Competitive foods and beverages are those in vending machines, school stores, and for fundraisers — foods that compete with school meals.

Before implementation, 13% of foods at the middle school level met the standards, writes Joe O’Connell of News @ Northeastern. A year later, 69% of foods made the grade. Beverage compliance skyrocketed from 28% to 80%.

According to the researchers, the study shows an example of how other states can implement similar standards.

Hoffman, the lead author of the study, said:

For decades, competitive foods have not been regulated at the national level, so states have taken it upon themselves to do something. These standards that were put in place in Massachusetts were really exciting because at the time they were some of the strictest standards in the whole country.

It’s easier to make the changes in beverages because categorically things are compliant or not compliant. For example, the sugar-sweetened beverages are easy to recognize and eliminate.

The standards include allowing only the sale of nonfat or low-fat milk and offering fruits and vegetables. Artificial sweeteners, trans fats, fried food, white bread, and caffeine are banned, and fat, sodium, and sugar are limited, writes Steve LeBlanc of the Associated Press.

Schools were given until 2013 to ban flavored milk, which studies have shown makes milk consumption drop slightly before it rebounds. A school district in Lawrence found that milk choices were made primarily by the color of the carton, not the variety of milk they contained, according to Kay Lazar of the Globe.

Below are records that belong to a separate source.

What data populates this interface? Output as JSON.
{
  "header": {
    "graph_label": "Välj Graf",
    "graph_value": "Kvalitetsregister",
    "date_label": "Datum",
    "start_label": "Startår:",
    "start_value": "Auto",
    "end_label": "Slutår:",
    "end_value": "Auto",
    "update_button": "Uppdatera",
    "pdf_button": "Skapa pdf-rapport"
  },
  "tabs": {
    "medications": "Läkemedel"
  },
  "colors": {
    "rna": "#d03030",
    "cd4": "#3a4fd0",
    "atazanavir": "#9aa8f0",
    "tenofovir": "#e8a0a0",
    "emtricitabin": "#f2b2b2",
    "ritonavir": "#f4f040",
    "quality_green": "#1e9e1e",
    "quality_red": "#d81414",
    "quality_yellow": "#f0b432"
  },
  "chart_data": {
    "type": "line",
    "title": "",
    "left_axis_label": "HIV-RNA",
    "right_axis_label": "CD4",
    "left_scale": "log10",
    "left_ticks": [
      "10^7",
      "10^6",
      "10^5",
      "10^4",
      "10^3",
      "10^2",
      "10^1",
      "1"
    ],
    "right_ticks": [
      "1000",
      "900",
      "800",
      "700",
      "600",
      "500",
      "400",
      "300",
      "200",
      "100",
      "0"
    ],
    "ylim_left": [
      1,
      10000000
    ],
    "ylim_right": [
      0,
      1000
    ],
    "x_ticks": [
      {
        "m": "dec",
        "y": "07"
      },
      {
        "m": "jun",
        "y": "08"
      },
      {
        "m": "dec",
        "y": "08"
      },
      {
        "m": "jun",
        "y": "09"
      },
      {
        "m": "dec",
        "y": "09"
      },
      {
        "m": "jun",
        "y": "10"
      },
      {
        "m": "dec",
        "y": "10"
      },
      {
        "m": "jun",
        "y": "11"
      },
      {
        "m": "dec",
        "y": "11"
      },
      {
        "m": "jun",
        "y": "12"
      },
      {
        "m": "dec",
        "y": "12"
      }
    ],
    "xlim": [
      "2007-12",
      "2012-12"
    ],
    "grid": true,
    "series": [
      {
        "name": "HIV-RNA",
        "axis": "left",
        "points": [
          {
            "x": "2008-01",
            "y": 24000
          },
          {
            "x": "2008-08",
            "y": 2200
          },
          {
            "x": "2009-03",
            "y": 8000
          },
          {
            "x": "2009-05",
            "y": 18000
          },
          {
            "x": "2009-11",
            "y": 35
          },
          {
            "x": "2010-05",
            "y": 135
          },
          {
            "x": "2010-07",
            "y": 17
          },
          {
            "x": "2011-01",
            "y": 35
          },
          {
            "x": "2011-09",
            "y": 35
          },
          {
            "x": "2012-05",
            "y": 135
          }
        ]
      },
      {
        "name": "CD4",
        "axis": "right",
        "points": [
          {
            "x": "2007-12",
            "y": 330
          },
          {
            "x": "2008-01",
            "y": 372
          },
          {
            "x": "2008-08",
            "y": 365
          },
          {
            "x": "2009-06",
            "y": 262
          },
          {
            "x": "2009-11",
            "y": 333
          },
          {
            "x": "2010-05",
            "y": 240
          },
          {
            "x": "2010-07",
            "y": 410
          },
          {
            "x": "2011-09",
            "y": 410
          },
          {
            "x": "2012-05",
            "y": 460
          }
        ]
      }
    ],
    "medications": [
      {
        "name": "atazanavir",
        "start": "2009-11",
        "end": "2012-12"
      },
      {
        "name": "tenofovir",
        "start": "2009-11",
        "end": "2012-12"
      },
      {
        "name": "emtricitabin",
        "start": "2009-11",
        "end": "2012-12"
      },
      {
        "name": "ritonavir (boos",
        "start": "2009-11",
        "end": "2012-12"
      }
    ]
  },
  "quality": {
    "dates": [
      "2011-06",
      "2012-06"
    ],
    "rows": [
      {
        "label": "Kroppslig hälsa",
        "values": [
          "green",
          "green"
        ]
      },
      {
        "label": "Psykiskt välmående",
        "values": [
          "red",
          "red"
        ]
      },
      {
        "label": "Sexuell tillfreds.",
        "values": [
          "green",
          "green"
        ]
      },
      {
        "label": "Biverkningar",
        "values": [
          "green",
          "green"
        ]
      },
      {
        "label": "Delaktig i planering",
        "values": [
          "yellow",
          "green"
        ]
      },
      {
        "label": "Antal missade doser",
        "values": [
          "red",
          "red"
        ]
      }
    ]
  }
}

Dr. Lauren Smith, Medical Director of the Department of Public Health, said that resistance was expected:

We knew that people were going to have strong feelings about this and were concerned that overall milk consumption would drop. We wanted to give schools time to prepare so it can be done in a seamless way.

There was no external incentive for schools to follow the guidelines. Hoffman noted:

People in food services really did want to make improvements.

Researchers visited 74 middle schools and high schools in 37 school districts over an 18 month period to catalog the brand names, packaging, and serving size of the available snack foods.

The paper was published this month in the Journal of the Academy of Nutrition and Dietetics. The study, which also included researchers from Harvard’s T.H. Chan School of Public Health and Brandeis University’s Heller School of Social Policy and Management, was funded by the Robert Wood Johnson Foundation. It’s the first in the team’s larger NOURISH study — Nutrition Opportunities to Understand Reforms Involving Student Health. Subsequent papers will study the impact of these changes.